In an essay for Game Studies, an international journal of computer game research, Stone describes her work for “reparative game design” as “a method to work through difficult feelings, but it is also a means to stay in them as long as they need to be felt.” Drawing on academic discourses around affect, disability, and queer theory, Stone makes games that enact a process of healing. Stone’s handiwork accompanies the intentional act of playing out the ceremonial sequence of Ritual of the Moon. The sensitive detail of this work not only creates a moment of contemplation for the player, it serves as a restorative space for the artist as well. Processing a daily mantra and reflecting on choices are delicate work. This labor is deeply woven into the fabric of Stone’s process and results in a subtle patience rarely found in contemporary game design.

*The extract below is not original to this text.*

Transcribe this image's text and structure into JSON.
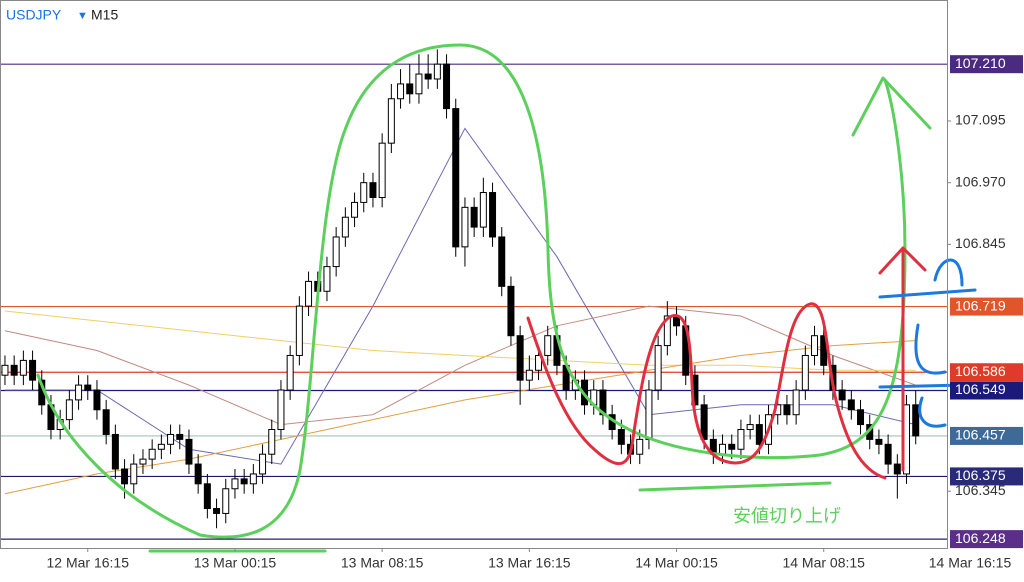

Deprioritizing the game industry’s demands for productivity in favor of purposeful self-discovery is what handmade game design is all about. Unlike Cuphead’s cursory and ahistorical grab at visual uniqueness, the design intentions of games like Ritual of the Moon and Small Talk question the relationship between physical craft and digital interactivity. For these designers, a well-crafted gesture is more than an eye-catching gimmick. It signals a heartfelt intention to depict tenderness and intimacy, joy and solace, contemplation and self-awareness. Indie games made with analog processes show that games can be more than entertainment or exercises in technical proficiency; they can be spaces for deliberate reflection, too.